Beyoncé seems to want to stay within the realm of traditionalism yet relies on her monetary feminism to balance the equation. Real women, strong women (like in, Run the World and Countdown) can “take care of home” and still be “fly”.
Does she have to choose what realm she plays in? Can she work seamlessly through both? Is there a defined feminist and non-feminist space? Beyoncé’s often gender-bending notions of female-hustlers and cooking dinner in heels, just highlights her own negotiation of roles for women, rather than argues for a specific role to be played. Although, one of her main themes – that women are empowered through money and buying things – I think is a little awkward. I just don’t agree with the message that liberation or independence from male power is only possible through things and money.
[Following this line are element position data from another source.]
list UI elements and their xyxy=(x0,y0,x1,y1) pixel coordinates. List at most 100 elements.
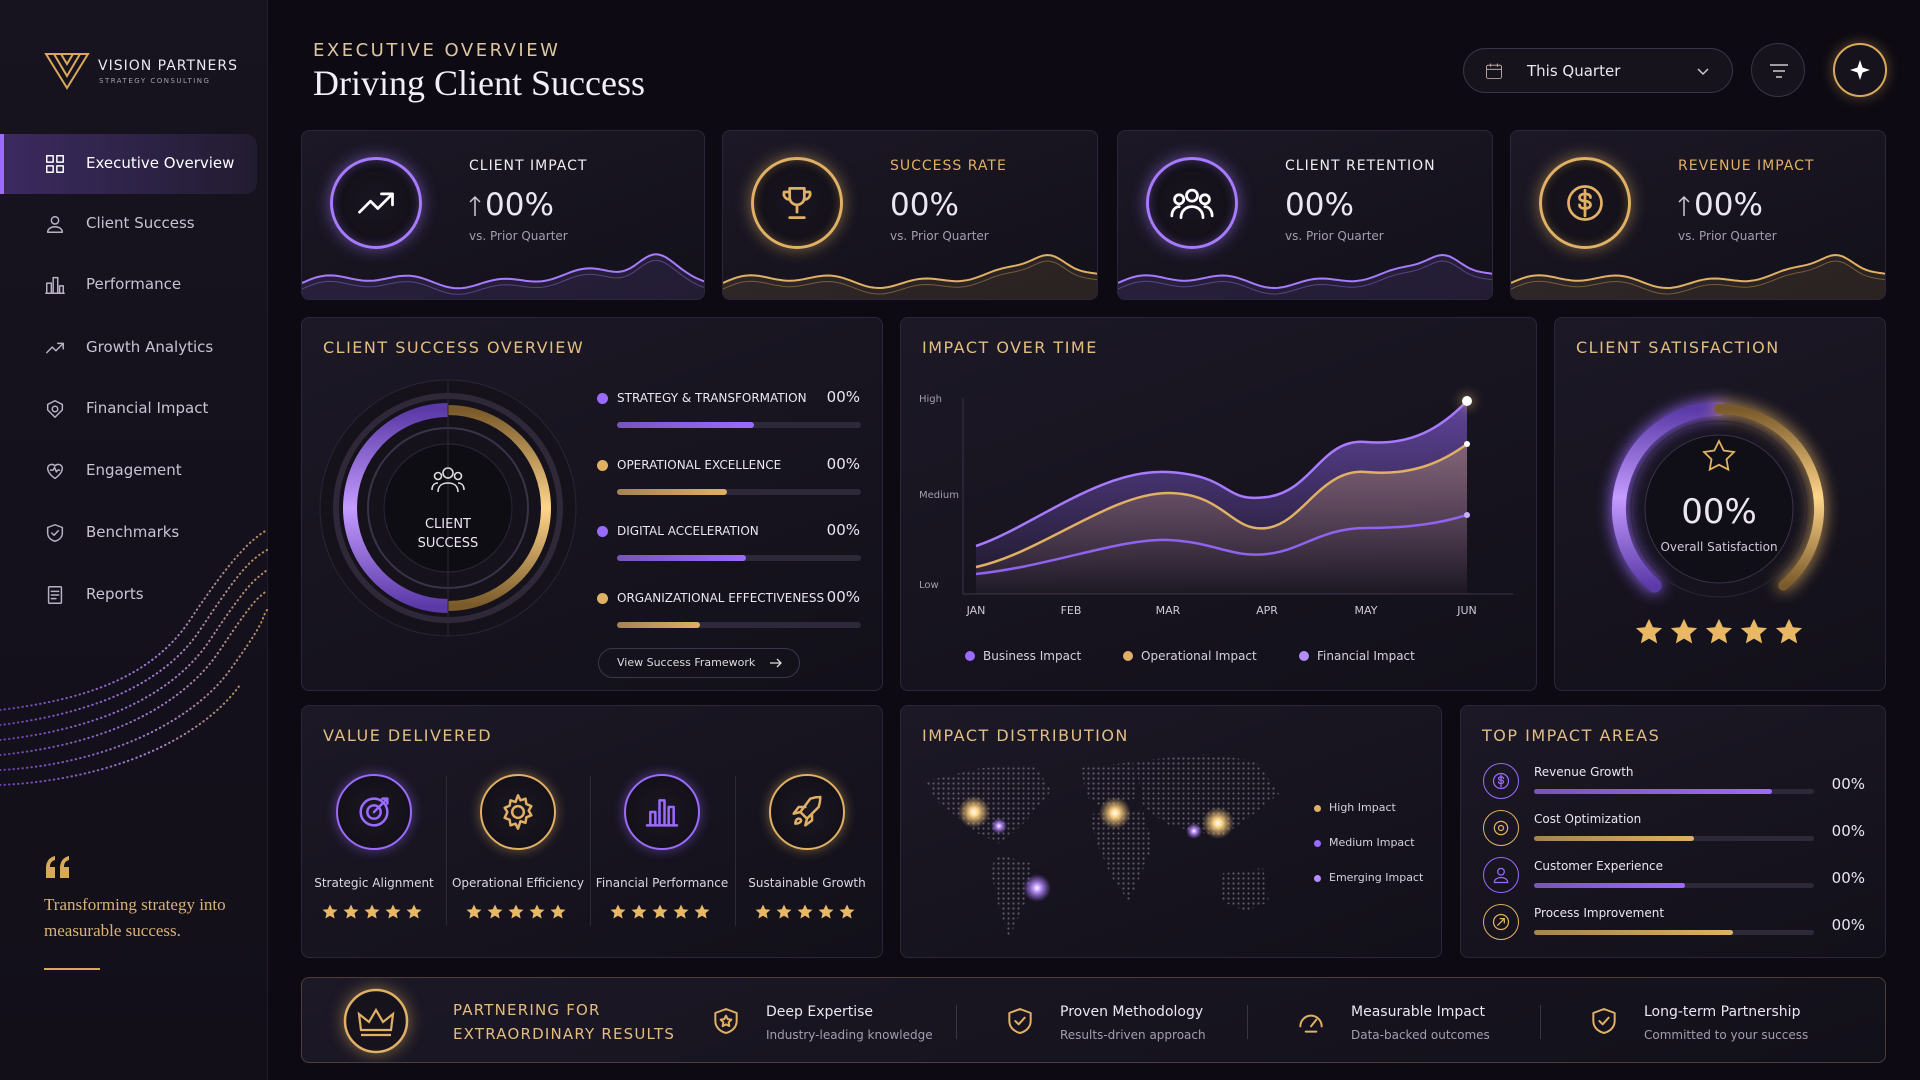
divider xyxy=(590,776,591,926)
banner-icon-part xyxy=(714,1008,738,1034)
nav-icon-part-part xyxy=(46,226,64,233)
kpi-note: vs. Prior Quarter xyxy=(469,229,568,243)
world-map-part-part xyxy=(1219,868,1269,911)
value-icon xyxy=(336,774,412,850)
nav-icon-part-part xyxy=(50,215,60,225)
nav-item[interactable]: Performance xyxy=(0,255,257,315)
nav-icon-part-part xyxy=(46,524,64,542)
banner-icon-part xyxy=(1008,1008,1032,1034)
sidebar-wave-part-part xyxy=(0,569,268,741)
up-arrow-part-part xyxy=(1678,195,1690,216)
star-part xyxy=(610,904,626,919)
banner-icon xyxy=(1295,1005,1327,1041)
legend-dot xyxy=(1314,875,1321,882)
nav-label: Executive Overview xyxy=(86,154,235,172)
nav-icon xyxy=(44,460,66,486)
area-icon-part-part xyxy=(1492,772,1510,790)
star-part-part xyxy=(776,904,792,919)
banner-icon-part-part xyxy=(1598,1016,1610,1026)
area-icon-part xyxy=(1492,913,1510,931)
nav-item[interactable]: Engagement xyxy=(0,441,257,501)
kpi-wave-part-part xyxy=(1511,253,1885,290)
filter-icon-part xyxy=(1770,64,1788,78)
framework-link[interactable]: View Success Framework xyxy=(598,648,800,678)
star-part-part xyxy=(322,904,338,919)
nav-icon xyxy=(44,337,66,363)
nav-item[interactable]: Executive Overview xyxy=(0,134,257,194)
progress-fill xyxy=(617,488,727,495)
star xyxy=(1635,618,1663,650)
quote-rule xyxy=(44,968,100,970)
y-level-label: Low xyxy=(919,580,939,591)
nav-item[interactable]: Financial Impact xyxy=(0,379,257,439)
star xyxy=(1740,618,1768,650)
area-value: 00% xyxy=(1831,775,1865,793)
star-part-part xyxy=(508,904,524,919)
legend-dot xyxy=(965,651,975,661)
kpi-wave-part-part xyxy=(1118,253,1492,290)
banner-item-title: Long-term Partnership xyxy=(1644,1004,1801,1020)
filter-button[interactable] xyxy=(1751,43,1805,97)
star-part-part xyxy=(755,904,771,919)
nav-label: Performance xyxy=(86,275,182,293)
banner-item-subtitle: Industry-leading knowledge xyxy=(766,1028,933,1042)
up-arrow-part xyxy=(1678,195,1690,216)
legend-dot xyxy=(1123,651,1133,661)
brand: VISION PARTNERS xyxy=(98,58,238,74)
kpi-wave-part-part xyxy=(302,259,704,295)
nav-icon-part-part xyxy=(47,586,63,604)
star-part-part xyxy=(1705,618,1733,644)
banner-icon-part-part xyxy=(1008,1008,1032,1034)
nav-item[interactable]: Benchmarks xyxy=(0,503,257,563)
star xyxy=(1775,618,1803,650)
value-icon-part-part xyxy=(645,799,679,827)
star xyxy=(385,904,401,924)
world-map-part xyxy=(1202,807,1234,839)
progress-track xyxy=(617,422,861,428)
kpi-value: 00% xyxy=(1694,187,1763,223)
star xyxy=(1705,618,1733,650)
x-month-label: FEB xyxy=(1060,604,1082,617)
nav-item[interactable]: Reports xyxy=(0,565,257,625)
area-icon xyxy=(1483,857,1519,893)
y-level-label: Medium xyxy=(919,490,959,501)
legend-label: Emerging Impact xyxy=(1329,871,1424,884)
legend-dot xyxy=(1314,805,1321,812)
star xyxy=(755,904,771,924)
satisfaction-gauge xyxy=(1612,402,1824,598)
nav-item[interactable]: Client Success xyxy=(0,194,257,254)
period-dropdown[interactable]: This Quarter xyxy=(1463,48,1733,93)
star xyxy=(818,904,834,924)
kpi-icon-part xyxy=(782,186,812,220)
kpi-wave xyxy=(302,239,704,299)
star-part xyxy=(1670,618,1698,644)
item-label: STRATEGY & TRANSFORMATION xyxy=(617,391,807,405)
card-title: IMPACT DISTRIBUTION xyxy=(922,726,1129,745)
star xyxy=(406,904,422,924)
calendar-icon xyxy=(1486,63,1502,79)
world-map-part-part xyxy=(1089,811,1153,902)
star xyxy=(343,904,359,924)
assistant-button[interactable] xyxy=(1833,43,1887,97)
banner-icon-part-part xyxy=(1299,1014,1323,1028)
sidebar-wave-part-part xyxy=(0,549,268,726)
nav-item[interactable]: Growth Analytics xyxy=(0,318,257,378)
banner-item-title: Measurable Impact xyxy=(1351,1004,1486,1020)
nav-icon-part xyxy=(46,400,64,418)
nav-icon-part-part xyxy=(46,155,54,163)
star-part xyxy=(1705,618,1733,644)
star-part xyxy=(529,904,545,919)
area-icon-part-part xyxy=(1497,867,1505,876)
kpi-icon xyxy=(1539,157,1631,249)
banner-icon-part-part xyxy=(1592,1008,1616,1034)
kpi-icon-part-part xyxy=(1173,193,1186,206)
legend-dot xyxy=(1299,651,1309,661)
star-part xyxy=(1635,618,1663,644)
progress-track xyxy=(1534,930,1814,935)
nav-icon xyxy=(44,398,66,424)
donut xyxy=(319,379,577,637)
kpi-wave-part xyxy=(1118,253,1492,299)
up-arrow xyxy=(1677,195,1691,221)
banner-icon xyxy=(710,1005,742,1041)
Recently, Lady Gaga wrote: I wish I could be strong without the Sheiße. A satirical self-examination of how women are seen, depicted, or made to feel about themselves, the song Sheiße brings an interesting element to the way Beyoncé’s “feminism” works.
All the “things” that go along with being a woman are perhaps, excessive. Maybe, you don’t need to be able just to buy things for yourself or have your own money to be a strong woman. What if all that Sheiße was the shit that keeps us from really being strong?